Es darf durchaus kontrovers darüber diskutiert werden, ob es klug ist, mehr Geld in die Verteidigung zu investieren. Leider wird genau dies nicht getan. Die Opposition ließ diese Fragen komplett liegen und stimmte der Etaterhöhung ohne weitere Diskussion zu.

Das Thema Verteidigung ist hoch brisant. Wir erinnern uns, wie markig Donald Trump auch Dänemark angegriffen hat, mit dem Vorwurf, man gebe zu wenig für die eigene Sicherheit aus und ziehe Amerika als Schutz- und Garantiemacht über den Tisch. Doch neben den Drohungen des Klassenrowdys der NATO, kommt auch die aktuelle Angst vor einem neuen Wettrüsten hinzu. Trump hat einseitig das INF-Abkommen mit Russland aufgekündigt und Putin ist dem nun gefolgt. Einer der größten Errungenschaften der Abrüstungsbemühungen des Kalten Krieges, welches die Mittelstreckenraketen aus Europa verbannte, ist nicht mehr. Polen hat bereits gefordert, die USA solle, mit Blick auf eine russische Bedrohung, atomare Mittelstreckenraketen in Europa stationieren. 

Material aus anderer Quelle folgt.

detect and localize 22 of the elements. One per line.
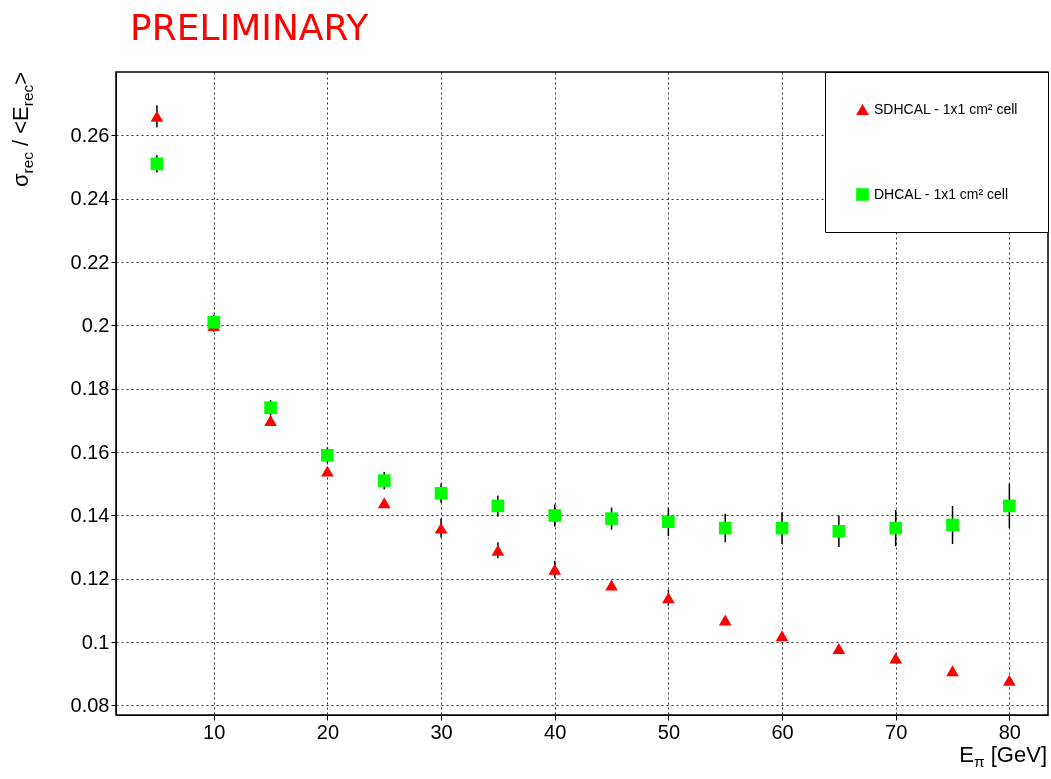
y-tick-label: 0.18 [70,377,110,400]
y-tick-label: 0.1 [81,630,110,653]
y-tick-label: 0.22 [70,250,110,273]
y-tick-label: 0.24 [70,187,110,210]
x-tick-label: 20 [316,720,340,743]
y-tick-label: 0.08 [70,694,110,716]
y-tick-label: 0.26 [70,123,110,146]
y-tick-label: 0.2 [81,313,110,336]
legend-label: DHCAL - 1x1 cm² cell [874,185,1009,202]
x-tick-label: 60 [771,720,794,743]
chart-title: PRELIMINARY [130,6,370,48]
x-tick-label: 50 [657,720,681,743]
x-tick-label: 30 [430,720,453,743]
y-tick-label: 0.14 [70,503,110,526]
x-tick-label: 10 [203,720,226,743]
x-axis-title: E$_{π}$ [GeV] [959,742,1047,772]
y-tick-label: 0.16 [70,440,110,463]
x-tick-label: 70 [885,720,908,743]
y-tick-label: 0.12 [70,567,110,590]
legend-label: SDHCAL - 1x1 cm² cell [874,100,1018,117]
x-tick-label: 80 [998,720,1021,743]
x-tick-label: 40 [544,720,567,743]
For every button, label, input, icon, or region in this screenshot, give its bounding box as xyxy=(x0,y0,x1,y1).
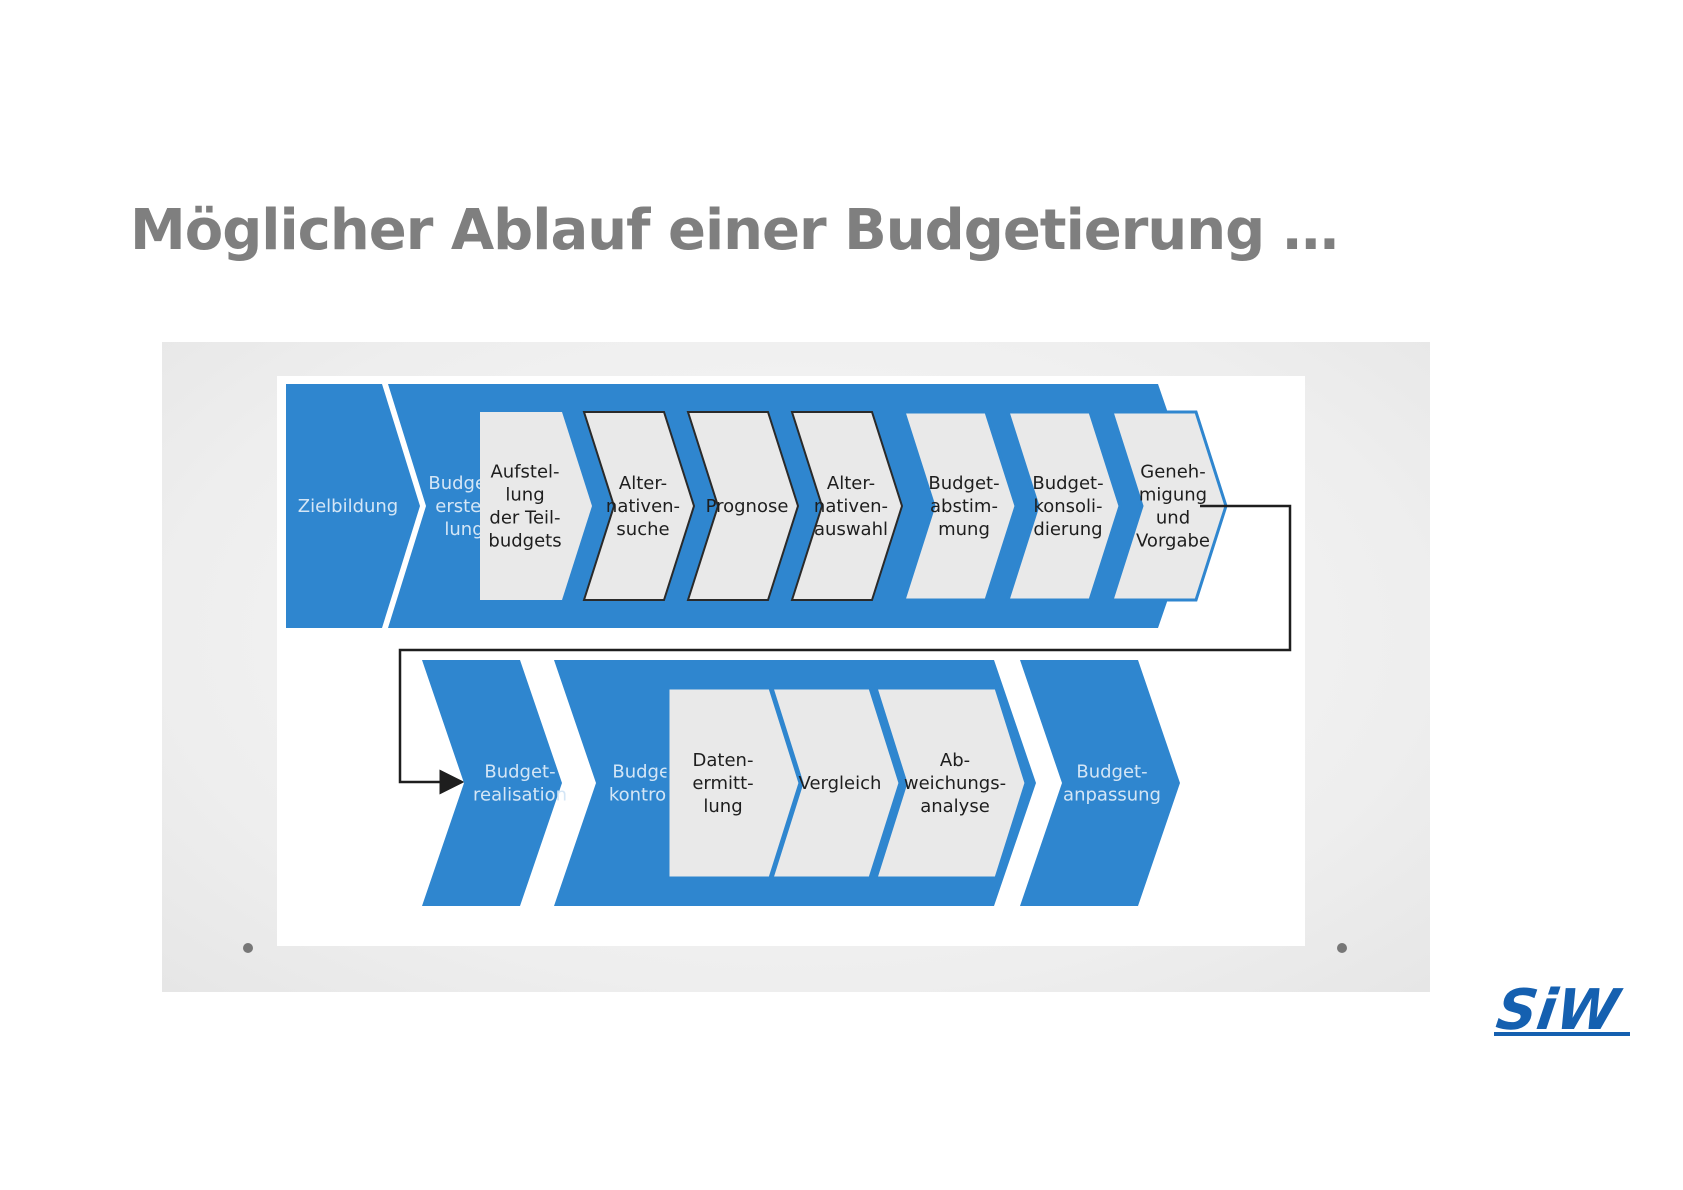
row1-step-5-label: Budget-abstim-mung xyxy=(928,473,999,540)
row1-step-1-label-line: lung xyxy=(505,485,544,506)
budgeterstellung-label-line: lung xyxy=(444,519,483,540)
budgetanpassung-label: Budget-anpassung xyxy=(1063,762,1161,806)
row1-step-4-label-line: auswahl xyxy=(814,519,888,540)
row2-step-1-shape xyxy=(666,686,802,880)
row1-step-2-shape xyxy=(582,411,696,601)
zielbildung-label-line: Zielbildung xyxy=(298,496,399,517)
row1-step-5-shape xyxy=(901,410,1018,602)
row1-step-3-shape xyxy=(686,411,800,601)
corner-dot-left xyxy=(243,943,253,953)
row1-step-6-label: Budget-konsoli-dierung xyxy=(1032,473,1103,540)
row1-step-2-label-line: Alter- xyxy=(619,473,667,494)
row1-step-6-label-line: dierung xyxy=(1033,519,1102,540)
row2-step-3-label-line: analyse xyxy=(920,796,990,817)
siw-logo: SiW xyxy=(1493,980,1630,1038)
row1-step-2-label: Alter-nativen-suche xyxy=(606,473,680,540)
row1-step-1-shape xyxy=(480,412,592,600)
row2-step-1-label-line: ermitt- xyxy=(692,773,753,794)
budget-process-diagram: ZielbildungBudget-erstel-lungAufstel-lun… xyxy=(243,376,1347,953)
process-figure: Zielbildung Budget-erstel-lung Aufstel-lun… xyxy=(162,342,1430,992)
budgetanpassung-shape xyxy=(1020,660,1180,906)
row1-step-2-label-line: nativen- xyxy=(606,496,680,517)
budgetrealisation-label-line: realisation xyxy=(473,785,567,806)
row2-step-2-shape xyxy=(769,686,902,880)
budgetanpassung-label-line: Budget- xyxy=(1076,762,1147,783)
row1-step-1-label-line: Aufstel- xyxy=(490,462,559,483)
row1-step-5-label-line: abstim- xyxy=(930,496,998,517)
slide-title: Möglicher Ablauf einer Budgetierung … xyxy=(130,198,1339,263)
row2-step-1-label: Daten-ermitt-lung xyxy=(692,750,753,817)
row2-step-1-label-line: Daten- xyxy=(693,750,754,771)
row2-step-3-shape xyxy=(873,686,1028,880)
row1-step-6-shape xyxy=(1005,410,1122,602)
row1-step-5-label-line: Budget- xyxy=(928,473,999,494)
row1-step-2-label-line: suche xyxy=(616,519,669,540)
row1-step-4-label-line: nativen- xyxy=(814,496,888,517)
budgetrealisation-label: Budget-realisation xyxy=(473,762,567,806)
flow-connector-arrow xyxy=(398,504,1292,795)
row2-step-2-label-line: Vergleich xyxy=(799,773,882,794)
budgeterstellung-label-line: erstel- xyxy=(435,496,492,517)
row1-step-1-label-line: budgets xyxy=(488,531,561,552)
budgetrealisation-shape xyxy=(422,660,562,906)
row1-step-4-label: Alter-nativen-auswahl xyxy=(814,473,888,540)
row1-step-1-label-line: der Teil- xyxy=(489,508,560,529)
row1-step-6-label-line: konsoli- xyxy=(1033,496,1102,517)
budgetrealisation-label-line: Budget- xyxy=(484,762,555,783)
row1-step-6-label-line: Budget- xyxy=(1032,473,1103,494)
row1-step-3-label-line: Prognose xyxy=(706,496,789,517)
row2-step-3-label-line: Ab- xyxy=(940,750,970,771)
siw-logo-text: SiW xyxy=(1493,980,1626,1038)
siw-logo-underline xyxy=(1494,1032,1630,1036)
row2-step-3-label: Ab-weichungs-analyse xyxy=(904,750,1006,817)
row1-step-5-label-line: mung xyxy=(938,519,990,540)
row1-step-7-label-line: und xyxy=(1156,508,1190,529)
row1-step-7-label-line: Vorgabe xyxy=(1136,531,1210,552)
zielbildung-shape xyxy=(286,384,420,628)
row1-step-4-shape xyxy=(790,411,904,601)
row2-step-2-label: Vergleich xyxy=(799,773,882,794)
corner-dot-right xyxy=(1337,943,1347,953)
row2-step-1-label-line: lung xyxy=(703,796,742,817)
zielbildung-label: Zielbildung xyxy=(298,496,399,517)
row1-step-3-label: Prognose xyxy=(706,496,789,517)
row1-step-7-label-line: Geneh- xyxy=(1140,462,1205,483)
row1-step-4-label-line: Alter- xyxy=(827,473,875,494)
row1-step-7-label-line: migung xyxy=(1139,485,1207,506)
row1-step-7-shape xyxy=(1109,410,1228,602)
budgetkontrolle-label-line: Budget- xyxy=(612,762,683,783)
row2-step-3-label-line: weichungs- xyxy=(904,773,1006,794)
budgetanpassung-label-line: anpassung xyxy=(1063,785,1161,806)
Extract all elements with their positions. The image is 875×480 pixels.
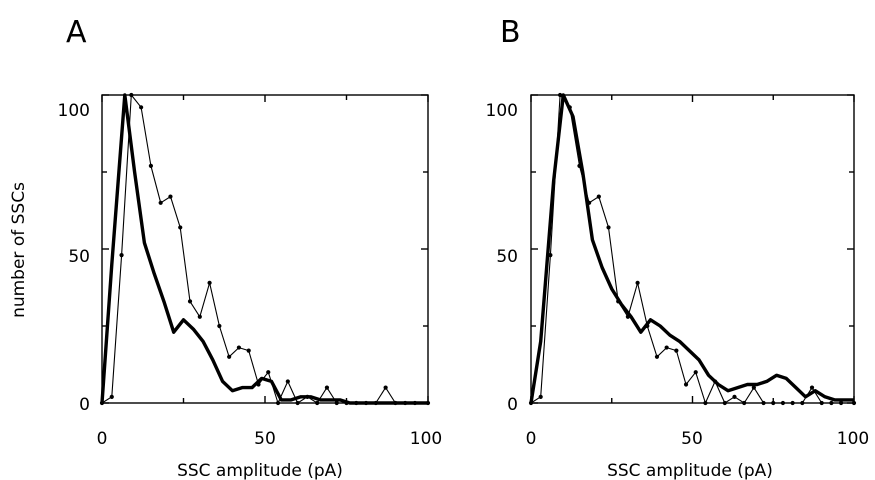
data-point — [538, 394, 543, 399]
data-point — [587, 200, 592, 205]
data-point — [158, 200, 163, 205]
x-tick-label: 100 — [410, 429, 442, 449]
data-point — [703, 400, 708, 406]
data-point — [168, 194, 173, 199]
data-point — [751, 385, 756, 390]
series-line-thin — [530, 94, 854, 404]
data-point — [625, 314, 631, 319]
data-point — [393, 400, 398, 406]
data-point — [109, 394, 114, 399]
y-axis-label: number of SSCs — [9, 182, 29, 318]
data-point — [645, 323, 650, 329]
data-point — [732, 394, 737, 399]
data-point — [683, 382, 689, 387]
data-point — [838, 400, 844, 406]
data-point — [383, 385, 388, 390]
data-point — [246, 348, 251, 353]
data-point — [664, 345, 669, 350]
x-tick-label: 0 — [97, 429, 108, 449]
y-tick-label: 50 — [496, 247, 518, 267]
data-point — [616, 299, 621, 304]
data-point — [674, 348, 679, 353]
data-point — [693, 370, 698, 375]
data-point — [403, 400, 408, 406]
data-point — [129, 92, 134, 98]
data-point — [178, 225, 183, 230]
data-point — [722, 400, 727, 406]
data-point — [139, 105, 144, 110]
series-layer — [99, 92, 431, 406]
data-point — [606, 225, 611, 230]
x-axis-label: SSC amplitude (pA) — [177, 461, 343, 480]
data-point — [227, 354, 232, 359]
data-point — [217, 323, 222, 329]
data-point — [790, 400, 795, 406]
data-point — [780, 400, 786, 406]
data-point — [567, 105, 572, 110]
panel-a: A 0 50 100 0 50 100 SSC amplitude (pA) n… — [9, 15, 442, 480]
y-tick-label: 50 — [68, 247, 90, 267]
data-point — [207, 280, 212, 285]
data-point — [742, 400, 747, 406]
y-tick-label: 100 — [58, 101, 90, 121]
series-line-thick — [529, 93, 854, 404]
plot-frame — [530, 94, 855, 404]
panel-label: A — [66, 15, 87, 50]
data-point — [236, 345, 242, 350]
data-point — [809, 385, 815, 390]
data-point — [315, 400, 320, 406]
x-tick-label: 0 — [526, 429, 537, 449]
data-point — [557, 92, 563, 98]
data-point — [275, 400, 281, 406]
y-tick-label: 100 — [486, 101, 518, 121]
data-point — [596, 194, 601, 199]
series-line-thick — [100, 93, 428, 405]
data-point — [713, 379, 718, 384]
data-point — [761, 400, 766, 406]
data-point — [635, 280, 640, 285]
data-point — [324, 385, 330, 390]
data-point — [577, 163, 582, 168]
data-point — [334, 400, 339, 406]
data-point — [148, 163, 153, 168]
data-point — [654, 354, 660, 359]
panel-label: B — [500, 15, 521, 50]
data-point — [829, 400, 834, 406]
tick-layer — [530, 94, 855, 404]
data-point — [256, 382, 261, 387]
data-point — [305, 394, 310, 399]
data-point — [373, 400, 378, 406]
data-point — [187, 299, 193, 304]
plot-frame — [101, 94, 429, 404]
data-point — [119, 253, 124, 258]
x-tick-label: 50 — [254, 429, 276, 449]
panel-b: B 0 50 100 0 50 100 SSC amplitude (pA) — [486, 15, 870, 480]
data-point — [548, 253, 553, 258]
data-point — [266, 370, 271, 375]
data-point — [819, 400, 824, 406]
tick-layer — [101, 94, 429, 404]
series-line-thin — [101, 94, 428, 404]
x-tick-label: 50 — [681, 429, 703, 449]
data-point — [800, 400, 805, 406]
y-tick-label: 0 — [507, 395, 518, 415]
data-point — [197, 314, 202, 319]
data-point — [412, 400, 418, 406]
data-point — [295, 400, 300, 406]
series-layer — [528, 92, 857, 406]
data-point — [285, 379, 290, 384]
data-point — [363, 400, 369, 406]
x-axis-label: SSC amplitude (pA) — [607, 461, 773, 480]
x-tick-label: 100 — [837, 429, 869, 449]
y-tick-label: 0 — [79, 395, 90, 415]
data-point — [354, 400, 359, 406]
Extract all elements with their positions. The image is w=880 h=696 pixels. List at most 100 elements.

Es gibt in dieser sicherheitspolitischen Diskussion, wie so oft in komplexen Zusammenhängen, keine einfachen Antworten. Es gibt jedoch sehr viele Fragen: Kommt es wirklich zu einem Wettrüsten? Kann sich Russland das leisten? Wo steht Dänemark mit Blick auf die neue verteidigungspolitische Zusammenarbeit in der EU? Warum kooperieren wir nicht mehr in Europa, sondern leisten uns über 100 unterschiedliche Waffengattungen? Auf all diese Fragen bekamen wir in der vergangenen Woche keine Antworten, denn sie wurden nicht einmal gestellt. Dem Wähler wurde lieber eine Scheindiskussion über Renten-Versprechungen mit viel Wahlkampfbrimborium vorgespielt.